Postpartum depression is well-known in women who have given birth. As many as 15 percent of new mothers may experience all the symptoms of major depression in the months following a delivery. These symptoms can include low mood, low energy, tearfulness, altered sleep patterns, changes in appetite, inability to concentrate, low self-esteem. They can even include suicidal thinking or bizarre and false beliefs called delusions, which are a form of psychosis.

Thankfully, awareness of postpartum depression in women has increased dramatically amongst clinicians and the general population.

What many fewer people realize is that new fathers can fall victim to postpartum depression, too. In my own practice I have seen it happen several times, and research indicates that perhaps 10 percent of men become acutely depressed in the postnatal period. Their symptoms mimic those of women with the disorder, but they may be even less likely to get help because they believe admitting to their suffering would make them look weak at a time when they want to be seen by others as especially strong.

In the men I have treated, the joys of having a new son or daughter have mingled with complex worries about whether they would be able to support larger families, whether they would lose the affection of their wives and whether they would be equal to the daunting task of being role models for their children. For some, becoming fathers seemed to bring them uncomfortably in touch with their own mortality, as they contemplated being survived by their offspring.

I have noticed a particular vulnerability to postpartum depression in new fathers who had strained or frankly painful relationships with their own dads. The recreation of a father-child bond, albeit in a different time and place, with a very new role, can bring a man into unbearably close contact with unresolved conflicts from his own childhood. "How am I supposed to be a father when I wasn't fathered at all myself?" one of my patients asked me.

Fortunately, postpartum depression in men responds to the treatments that relieve clinical depression in other settings.
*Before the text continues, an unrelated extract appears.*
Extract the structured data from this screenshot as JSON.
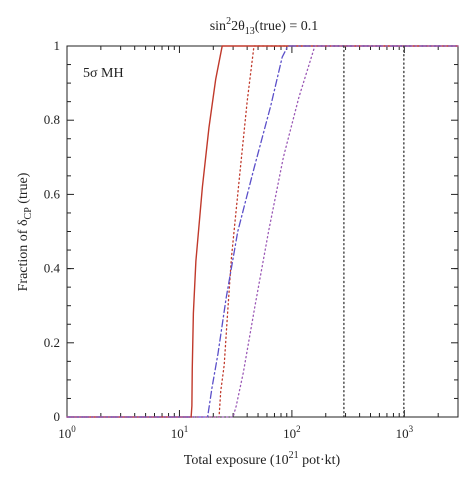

Psychotherapy can be invaluable, as can antidepressant and anti-anxiety medications. A new technologies, called rTMS (repetitive transcranial magnetic stimulation), has also been approved by the FDA.

Using the tools in our therapeutic armamentarium, psychiatrists can defeat depression in over 90 percent of cases. That means that recognizing the signs and symptoms of the condition is half the battle.

So if you know a man struggling with his mood and his energy level weeks or months after his partner gives birth, don't assume it's all about staying up with the baby. Share what you now know about postpartum depression_ It doesn't just affect new mothers.